The Yankee literati couldn’t bear A Southern gentleman like Mr. Poe. Judgmental in their absolutist lair, They scoffed at Southern genius. Even so It always is with lamps that truly glow In the thick dark that apes normality. Into obscurity must such lights go! To such truth, how can puffed-up frauds agree? The messengers of mediocrity Pushed hard. It seemed that excellence was dead. The lies of Griswold spread alarmingly. Delighted Yankees on that poor corpse fed— But did not long enjoy their ghoulish feast. Who raised Poe from defeat? Les symbolistes!
–Tom Riley
(The beautiful soul of Edgar Allan Poe passed from our earthly plane on this date in 1842.)
In Mark Shea’s view, most everyone’s a traitor. (He has no principles he could betray.) His keyboard cry is, “Death to the invader!” In Mark Shea’s view, most everyone’s a traitor! Being a chronic gay porn masturbator, He feels his sissy neurons slip away. In Mark Shea’s view, most everyone’s a traitor. (He has no principles he could betray.)
–Tom Riley
(Line 5: Not a literal allegation, but arguably true in a figurative sense. The satirist here of course has no more evidence that Mark Shea is a chronic gay porn masturbator than Shea himself has that Tulsi Gabbard is a traitor. And, if evidence of Shea’s degraded habits actually surfaced, we’d all try to avoid looking at it.)

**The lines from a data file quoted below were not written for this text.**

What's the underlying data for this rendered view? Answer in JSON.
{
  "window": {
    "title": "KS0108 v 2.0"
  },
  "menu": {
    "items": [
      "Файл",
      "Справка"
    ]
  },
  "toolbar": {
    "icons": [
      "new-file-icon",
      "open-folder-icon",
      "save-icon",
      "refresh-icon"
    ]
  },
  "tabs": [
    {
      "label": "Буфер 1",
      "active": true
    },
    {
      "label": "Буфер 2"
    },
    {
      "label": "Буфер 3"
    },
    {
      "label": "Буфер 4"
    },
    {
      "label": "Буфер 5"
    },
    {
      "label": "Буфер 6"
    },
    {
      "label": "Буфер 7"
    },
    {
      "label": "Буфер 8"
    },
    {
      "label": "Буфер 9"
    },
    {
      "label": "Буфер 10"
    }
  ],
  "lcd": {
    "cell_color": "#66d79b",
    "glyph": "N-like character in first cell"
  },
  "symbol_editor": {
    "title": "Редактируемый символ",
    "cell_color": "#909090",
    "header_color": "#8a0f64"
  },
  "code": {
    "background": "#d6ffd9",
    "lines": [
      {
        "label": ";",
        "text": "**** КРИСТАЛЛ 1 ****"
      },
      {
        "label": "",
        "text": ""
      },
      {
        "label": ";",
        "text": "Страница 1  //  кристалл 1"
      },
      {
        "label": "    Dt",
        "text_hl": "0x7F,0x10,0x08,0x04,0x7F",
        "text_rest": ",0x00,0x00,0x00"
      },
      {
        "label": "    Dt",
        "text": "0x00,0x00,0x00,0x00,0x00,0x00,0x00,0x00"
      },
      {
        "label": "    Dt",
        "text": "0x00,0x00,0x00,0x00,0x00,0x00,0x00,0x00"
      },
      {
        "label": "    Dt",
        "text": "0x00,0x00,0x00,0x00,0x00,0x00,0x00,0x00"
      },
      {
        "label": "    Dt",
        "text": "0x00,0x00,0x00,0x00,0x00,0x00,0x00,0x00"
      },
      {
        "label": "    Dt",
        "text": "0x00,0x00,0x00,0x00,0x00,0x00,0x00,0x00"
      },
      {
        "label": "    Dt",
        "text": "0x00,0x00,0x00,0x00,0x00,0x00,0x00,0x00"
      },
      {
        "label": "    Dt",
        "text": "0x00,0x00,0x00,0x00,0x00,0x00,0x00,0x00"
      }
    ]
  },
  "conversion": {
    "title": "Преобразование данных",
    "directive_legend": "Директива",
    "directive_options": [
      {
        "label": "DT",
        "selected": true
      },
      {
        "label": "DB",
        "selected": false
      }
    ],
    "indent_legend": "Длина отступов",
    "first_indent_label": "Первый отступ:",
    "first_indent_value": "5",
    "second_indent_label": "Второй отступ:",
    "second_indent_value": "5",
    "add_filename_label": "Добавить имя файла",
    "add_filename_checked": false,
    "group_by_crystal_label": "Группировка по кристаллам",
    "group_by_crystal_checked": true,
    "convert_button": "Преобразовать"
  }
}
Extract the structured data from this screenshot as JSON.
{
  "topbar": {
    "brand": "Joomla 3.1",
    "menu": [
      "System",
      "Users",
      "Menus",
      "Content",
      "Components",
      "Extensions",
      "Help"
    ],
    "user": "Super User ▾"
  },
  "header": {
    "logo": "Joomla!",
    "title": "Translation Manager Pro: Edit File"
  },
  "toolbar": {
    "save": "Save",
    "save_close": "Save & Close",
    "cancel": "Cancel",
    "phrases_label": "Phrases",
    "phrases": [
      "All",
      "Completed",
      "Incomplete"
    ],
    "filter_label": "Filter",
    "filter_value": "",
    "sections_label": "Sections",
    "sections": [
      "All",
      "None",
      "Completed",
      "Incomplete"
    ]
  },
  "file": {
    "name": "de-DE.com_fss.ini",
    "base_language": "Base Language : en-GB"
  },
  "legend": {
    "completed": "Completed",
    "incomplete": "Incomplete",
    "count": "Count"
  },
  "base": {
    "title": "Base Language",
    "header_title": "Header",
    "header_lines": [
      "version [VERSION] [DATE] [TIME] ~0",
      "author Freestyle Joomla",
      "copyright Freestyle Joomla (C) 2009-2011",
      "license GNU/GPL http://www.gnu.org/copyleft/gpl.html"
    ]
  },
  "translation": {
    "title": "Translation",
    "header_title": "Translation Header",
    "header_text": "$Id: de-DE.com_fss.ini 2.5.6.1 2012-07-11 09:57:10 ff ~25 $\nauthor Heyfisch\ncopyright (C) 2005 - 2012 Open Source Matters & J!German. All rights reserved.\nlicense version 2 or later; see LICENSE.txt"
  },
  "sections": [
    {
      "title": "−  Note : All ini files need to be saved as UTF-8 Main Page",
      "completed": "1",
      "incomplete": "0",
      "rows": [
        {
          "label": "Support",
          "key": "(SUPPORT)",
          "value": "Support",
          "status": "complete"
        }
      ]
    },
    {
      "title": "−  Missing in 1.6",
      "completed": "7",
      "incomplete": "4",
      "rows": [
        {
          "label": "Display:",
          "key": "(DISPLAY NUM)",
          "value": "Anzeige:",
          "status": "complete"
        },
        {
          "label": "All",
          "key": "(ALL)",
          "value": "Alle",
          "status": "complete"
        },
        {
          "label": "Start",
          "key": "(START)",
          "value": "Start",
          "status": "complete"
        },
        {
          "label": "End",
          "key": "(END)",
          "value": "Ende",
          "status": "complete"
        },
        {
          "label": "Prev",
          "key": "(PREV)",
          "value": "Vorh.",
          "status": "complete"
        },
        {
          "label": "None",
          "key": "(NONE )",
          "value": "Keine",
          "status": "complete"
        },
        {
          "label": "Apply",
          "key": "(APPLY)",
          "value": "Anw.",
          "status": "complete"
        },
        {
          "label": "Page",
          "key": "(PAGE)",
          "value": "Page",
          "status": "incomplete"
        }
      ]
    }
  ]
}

Whom shall I sanction (Biden asks) today? I’ll sanction every state that disagrees. I’ll sanction every guy that isn’t gay. I’ll sanction every punk not on his knees To me and all my buddies. Hard to please, I’ll sanction those who dare stay uncommitted To all the lies I pitch as verities. I’ll sanction those who say they won’t be shitted. I’m tough as hell, though maybe insect-witted. I’ll sanction India and China too. Is it against the facts that I am pitted? I’ll sanction you and you and you and you! I’ve soiled my underpants, so why be nice? America, not I, will pay the price.
–Tom Riley
(Note on the text: Sniffer Joe has of course never been literate enough to use the accusative pronoun “whom” correctly, nor to distinguish between nominative and accusative in such phrases as “America, not I.” And now he’s deep in dementia. He can’t distinguish his fundament from an aperture in the earth. But there’s no percentage in representing Joe’s drooling voice too accurately. T.R.)
They found your secret, sir. It’s time to lie. But then, you’ve kept in practice, pretty much. You knew determined enemies would try. They found your secret! Sir: it’s time to lie. The skills you’ve cultivated now apply. With fellow liars you have kept in touch. They found your secret, sir! It’s time to lie! But then, you’ve kept in practice – pretty much.
You can’t, my lad, believe a word they say— But listen close for evidence of lies. Distrust, once fostered, never goes away. You can’t, my lad, believe a word they say. Serious are the games they opt to play— And deadly. Caution here is doubly wise. You can’t, my lad, believe a word they say— But listen close for evidence of lies.
You dare to smear the hero Harry Dunn? “Jussie Smollett,” you say? You dare? You dare? You think such vile comparisons are fun? May you long suffer in the Devil’s lair! May your phone fail when you call for repair! May you writhe in an endless agony! May daily weights prove more than you can bear! May all your pain transpire where we can see! You should have been considerate, like me. Such vain words of abuse I’d never use. I strive to be as woke as I can be. I try to cultivate the proper views. That line to Harry Dunn I’d never say. I might, though, call him “Juicy-Ass Smollay.”